- Seal Location in the Atacama Region Chañaral Province Location in Chile
- Coordinates: 26°17′S 69°52′W﻿ / ﻿26.283°S 69.867°W
- Country: Chile
- Region: Atacama
- Capital: Chañaral
- Communes: Chañaral Diego de Almagro

Government
- • Type: Provincial

Area
- • Total: 24,436.2 km^{2} (9,434.9 sq mi)

Population (2024 Census)
- • Total: 23,742
- • Density: 0.97159/km^{2} (2.5164/sq mi)
- Time zone: UTC−4 (CLT)
- • Summer (DST): UTC-3 (CLST)
- Area code: 56 + 52
- Website: Delegation of Chañaral

= Chañaral Province =

Chañaral Province (Provincia de Chañaral) is one of three provinces in the Atacama Region (III) of Chile. It spans an area of 24436.2 km2 and has its capital Chañaral. It had a population of 23,742 inhabitants as per the 2024 Chilean census.

==History==
Chile was re-organized into twelve regions including the Atacama Region by Law No. 575 enacted on 10 July 1974. The Atacama Region consists of three provinces including Chañaral.

Chañaral is derived from the Quechua language and means "place of the chanar trees". The chanar (Geoffroea decorticans) is a native tree of Chile, and the name references to the abundance of these trees in the region.

==Geography==
Chañaral Province is one of the three provinces of the Atacama Region in Chile. It covers an area of 24436.2 km2. About 42% of the land area is part of an endorheic basin, 30% of the area belongs to the Salado River basin, with the remaining land made up of coastal region and offshore islands. Most of the province is covered by the Atacama Desert, with only 9 ha of the province covered by forest.

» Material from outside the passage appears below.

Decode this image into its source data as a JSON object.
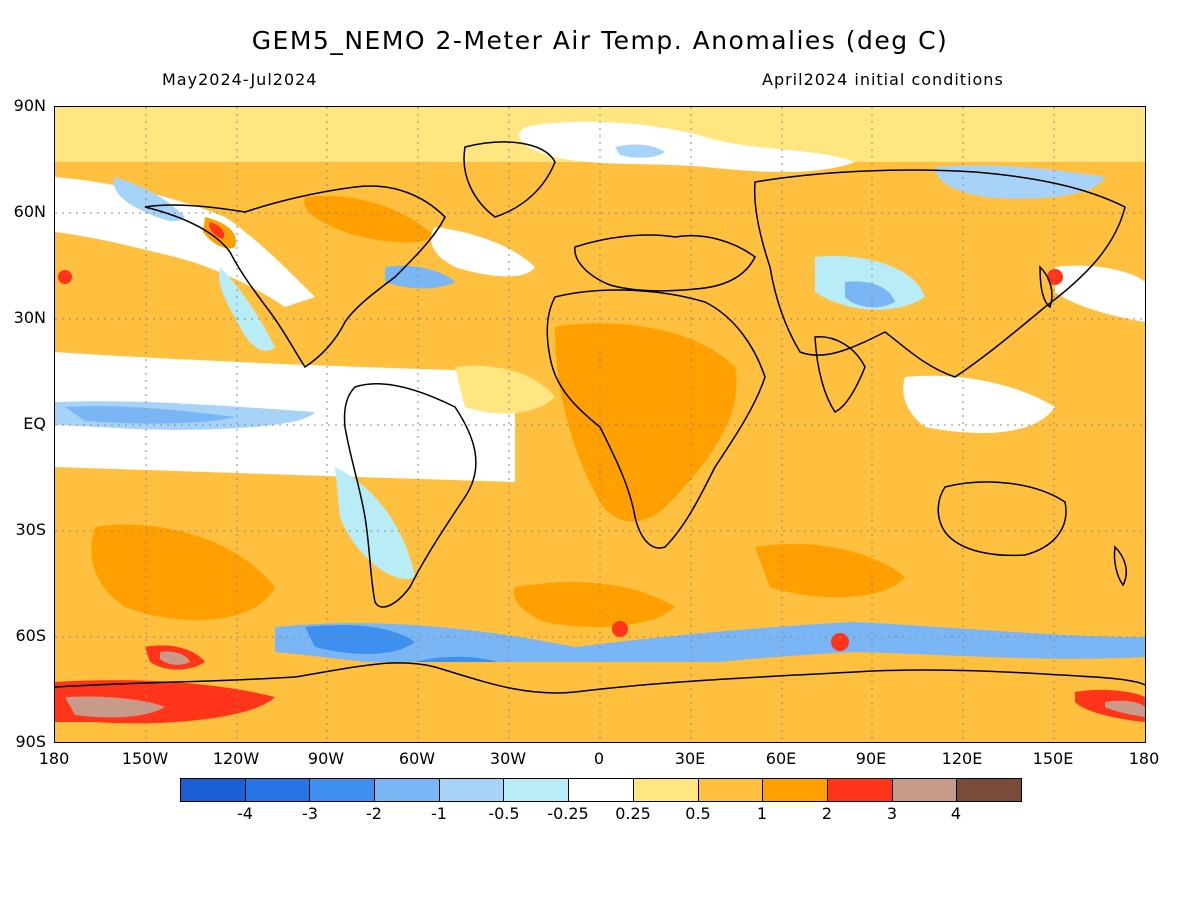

Chañaral is the northernmost and the most arid of the three provinces of the Atacama Region. It borders the Antofagasta Province to the north, and Copiapó Province to the south. The topography consists of largely flat coastal plains, with white sand near the coast. The region has a desert climate with very low rainfall, about 0.64 mm on average annually.

==Administration==
As a province, Chañaral is a second-level administrative division of Chile, governed by a provincial governor. It is further subdivided into two communes (comunas)-Chañaral and Diego de Almagro. The city of Chañaral serves as the capital of the province.

==Demographics==
According to the 2024 Chilean census, the province had a population of 23,742 inhabitants. The population consisted of 11,891 males (50.1%) and 11,851 females (49.9%). About 20.7% of the population was below the age of 15 years, 66.6% belonged to the age group of 15–64 years, and 12.7% was aged 65 years or older. The province had an urban population of 21,232 inhabitants (89.4%) and a rural population of 2,510 inhabitants (10.6%). Most of the residents were born in Chile, accounting for 22,544 inhabitants (95.0%). Indigenous people formed 3,703 inhabitants (15.6%) of the population, while 20,035 inhabitants (84.4%) identified themselves as non-indigenous. Roman Catholics formed the largest religious group with 10,757 adherents (57.5%), followed by Evangelicals or Protestants with 2,676 adherents (14.3%), and 4,796 inhabitants (25.6%) indicating no religious affiliation.

==Economy==
Mining, especially copper, is the major economic activity, with solar power generation developing as an upcoming sector. Fishing is practiced along the coast. Due to the lack of economic opportunities, and dependence on copper mining, the price of copper has a direct impact on the economy of the province. The provincial coast is also contaminated from debris, tailings, and remnants from the mining industry.